Były o 26,3 proc. niższe niż w 2008 r. – Nasze ubiegłoroczne wyniki są konsekwencją trwającego wówczas planu naprawczego i batalii, którą musieliśmy stoczyć w sądach. W związku z tym nie byliśmy w stanie w pełni koncentrować się na rozwoju.
Ponadto mieliśmy ograniczony dostęp do finansowania bankowego – mówi „Parkietowi” Krzysztof Tryliński, dyrektor generalny i współwłaściciel Belvedere. Na wynikach spółki odcisnął się także kryzys gospodarczy. Monika Kalwasińska z DM PKO BP zwraca uwagę, że sprzedaży Belvedere zaszkodziły m.in. spadek popytu na markowe alkohole oraz negatywne różnice kursowe.
W Polsce, czyli na największym rynku Belvedere, sprzedaż firmy zmniejszyła się o niemal 34 proc., do ok. 243 mln euro. Na koniec 2009 r. udziały producenta Sobieskiego w polskim rynku wódki wynosiły 16,6 proc. W grudniu 2008 r. były o 6 pkt proc. wyższe. Krajem, w którym Belvedere udało się poprawić obroty, są Stany Zjednoczone. W 2009 r. sprzedaż marki Sobieski zwiększyła się tam o 125 proc.

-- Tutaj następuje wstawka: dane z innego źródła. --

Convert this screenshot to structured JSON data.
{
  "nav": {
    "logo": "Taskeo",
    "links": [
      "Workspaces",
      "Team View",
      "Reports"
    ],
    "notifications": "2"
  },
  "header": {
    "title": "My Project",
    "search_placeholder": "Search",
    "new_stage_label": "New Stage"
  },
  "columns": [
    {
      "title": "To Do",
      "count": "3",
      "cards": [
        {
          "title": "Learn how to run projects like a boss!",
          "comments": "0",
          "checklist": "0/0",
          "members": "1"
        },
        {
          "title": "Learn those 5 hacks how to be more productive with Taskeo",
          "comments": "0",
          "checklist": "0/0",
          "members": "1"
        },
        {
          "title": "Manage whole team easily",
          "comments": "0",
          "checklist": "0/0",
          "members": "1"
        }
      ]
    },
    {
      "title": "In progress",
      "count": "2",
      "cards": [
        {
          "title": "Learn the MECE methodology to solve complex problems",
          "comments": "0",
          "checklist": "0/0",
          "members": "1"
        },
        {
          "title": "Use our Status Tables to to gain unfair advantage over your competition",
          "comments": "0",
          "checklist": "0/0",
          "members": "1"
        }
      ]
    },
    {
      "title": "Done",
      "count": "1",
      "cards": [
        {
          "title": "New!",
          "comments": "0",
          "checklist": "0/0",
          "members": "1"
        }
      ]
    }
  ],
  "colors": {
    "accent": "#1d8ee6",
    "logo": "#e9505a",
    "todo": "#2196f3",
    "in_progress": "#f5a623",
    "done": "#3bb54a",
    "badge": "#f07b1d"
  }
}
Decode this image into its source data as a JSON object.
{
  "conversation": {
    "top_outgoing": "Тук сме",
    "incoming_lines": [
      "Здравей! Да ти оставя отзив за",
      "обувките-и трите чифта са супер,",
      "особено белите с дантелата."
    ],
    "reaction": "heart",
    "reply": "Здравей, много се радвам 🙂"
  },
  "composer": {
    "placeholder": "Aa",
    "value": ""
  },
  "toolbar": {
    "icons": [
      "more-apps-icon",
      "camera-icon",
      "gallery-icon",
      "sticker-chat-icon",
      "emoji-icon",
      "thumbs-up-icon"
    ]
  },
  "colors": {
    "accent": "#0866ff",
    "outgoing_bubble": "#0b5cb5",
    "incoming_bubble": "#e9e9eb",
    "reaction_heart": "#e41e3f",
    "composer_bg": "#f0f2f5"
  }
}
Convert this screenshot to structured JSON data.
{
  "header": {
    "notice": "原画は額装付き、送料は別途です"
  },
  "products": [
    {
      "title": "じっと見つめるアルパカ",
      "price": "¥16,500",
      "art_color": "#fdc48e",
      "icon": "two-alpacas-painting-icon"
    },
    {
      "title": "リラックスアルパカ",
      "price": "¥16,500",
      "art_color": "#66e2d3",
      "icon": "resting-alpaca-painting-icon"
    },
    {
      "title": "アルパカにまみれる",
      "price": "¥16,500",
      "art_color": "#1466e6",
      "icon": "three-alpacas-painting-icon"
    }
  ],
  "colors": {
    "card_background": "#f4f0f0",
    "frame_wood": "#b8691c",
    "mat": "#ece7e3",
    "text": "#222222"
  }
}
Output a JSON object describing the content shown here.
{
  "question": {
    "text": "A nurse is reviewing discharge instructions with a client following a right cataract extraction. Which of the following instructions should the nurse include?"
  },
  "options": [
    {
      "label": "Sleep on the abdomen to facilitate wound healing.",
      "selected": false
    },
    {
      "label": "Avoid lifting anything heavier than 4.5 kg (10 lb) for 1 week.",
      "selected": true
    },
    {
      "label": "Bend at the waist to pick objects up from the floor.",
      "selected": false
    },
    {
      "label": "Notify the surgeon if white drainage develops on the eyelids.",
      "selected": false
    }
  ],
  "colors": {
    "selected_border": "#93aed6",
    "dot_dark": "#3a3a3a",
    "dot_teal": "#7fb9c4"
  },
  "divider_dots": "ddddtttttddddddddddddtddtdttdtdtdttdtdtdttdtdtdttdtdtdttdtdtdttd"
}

Tymczasem Belvedere zaproponowało wierzycielom zamianę ich wierzytelności na obligacje, które byłyby spłacane akcjami. Łączny dług spółki, którego spłatę zakłada jej plan naprawczy, wynosi ok. 550 mln euro. Wartość nominalna obligacji wynieść ma 123,75 euro, a termin wymiany ich na akcje (na jedną obligację będzie przypadać jedna akcja) ma wynieść pięć lat. – Cena na tym poziomie wynika z założenia, że wycena Belvedere będzie się stopniowo zwiększać. Przed rozpoczęciem kryzysu nasze akcje kosztowały 140 – 150 euro – mówi Tryliński. Wczoraj za walory Belvedere płacono w Paryżu ok. 31 euro.
– Zamiana wierzytelności na obligacje spłacane w akcjach, mimo że skierowana do naszych wszystkich wierzycieli, jest przede wszystkim gestem, który robimy w stronę posiadaczy obligacji o zmiennym oprocentowaniu wyemitowanych w 2006 r. na zakup Marie Brizard – wyjaśnia szef Belvedere. To właśnie oni w połowie 2008 r. upomnieli się o wcześniejszy zwrot pieniędzy, mimo że Belvedere miało na to czas do 2013 r. W odpowiedzi na ich żądania firma wystąpiła wówczas o ochronę sądową.